Weaver's dad, Todd, thought his son was ripping down drywall at first. When he opened the door and Evan shot him a look, Todd closed the door and let Evan continue wrecking the bookshelf -- a corner of which went through the wall. By time Evan was done, the bookshelf was in pieces.
Not long afterward, Weaver was taken by the Arizona Cardinals with the 202nd pick. Evan and his mom, Christine, cried.
"I don't ever want to do it again," she said.
Throughout his football career, as he starred and flourished on the field, Weaver has been underestimated.
He enters the NFL with a laundry list of critical scouting reports, most of which said he's not athletic enough to play in the NFL, despite a senior season in which he was named a consensus All-American and the Pac-12 Defensive Player of the Year while leading the Football Bowl Subdivision with 181 tackles.
He hears the criticisms. He listens to them. He tracks them. He and his dad wrote them on a rock from their backyard.
"It's not just his chip on his shoulder," his mom said. "But his boulder on his shoulder."
Even Cal defensive coordinator Peter Sirmon, who played linebacker on the Tennessee Titans for seven seasons, underestimated Weaver while recruiting him at USC.

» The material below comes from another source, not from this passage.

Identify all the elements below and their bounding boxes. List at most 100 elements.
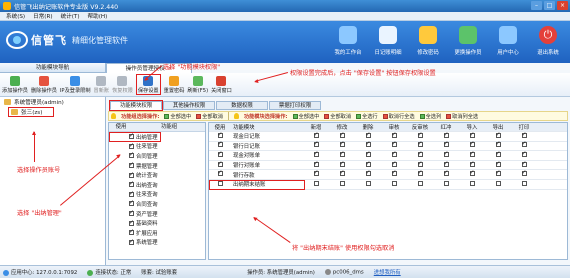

"He was a guy that was a little bit out of position," Sirmon said. "You didn't know really where he was going to play. He played everywhere in high school. So, it was a tough eval.
"Is he the world's best athlete? No. I'm not advocating that people are incorrect, but with production, I have a hard time thinking that athleticism is as low as some people might believe it is."
Weaver blossomed into a superb tackler at Cal and caught the Cardinals' eye in the process. Arizona learned first-hand about Evan's intensity during their meetings at the Senior Bowl in Mobile, Alabama, in January.
"I'm a pretty fiery dude," Weaver said. "I want to compete with everything I do."
He's a mix of his mom and dad, both of whom are intense and competitive in their own ways. Christine, who said she was the first girl to play in her hometown's Little League, grew up playing soccer, going to Europe at age 16 to play with women's teams. She quit playing just two years ago because of a back injury. Todd wasn't as athletic as his wife or son but he grew up playing everything. His intensity now shows up in business, he said.
Evan's intensity started the second he was born, Christine said.
He screamed a lot as a baby. He destroyed his Exersaucer. When he was 6, he used a nail gun to blast carpenter's nails spelling out "Evan" into the wall. The basement ceiling was covered in ball marks. When Weaver went away to college, his parents had to "de-Evanize" their house.
"I feel like he was someone who required a lot of corralling," said Tess, Evan's older sister. "As soon as we'd get home from school, it was like all hands on deck."
"He was a handful and we are so grateful that our lovely daughter was born first because he was so much to handle that he would've been an only child," Christine said. "There's no doubt."
Their baby boy grew to be 6-foot-2 and 237 pounds but his 4.76 40-yard dash at the NFL combine did not impress. Twenty-two linebackers finished with a faster time in Indianapolis, including Cardinals first-round pick Isaiah Simmons, who ran a 4.39. It's just one more boulder for Weaver to carry on his shoulder.
"4.4 40s don't win you Super Bowls," Weaver said. "Guys who are willing to actually play win you Super Bowls."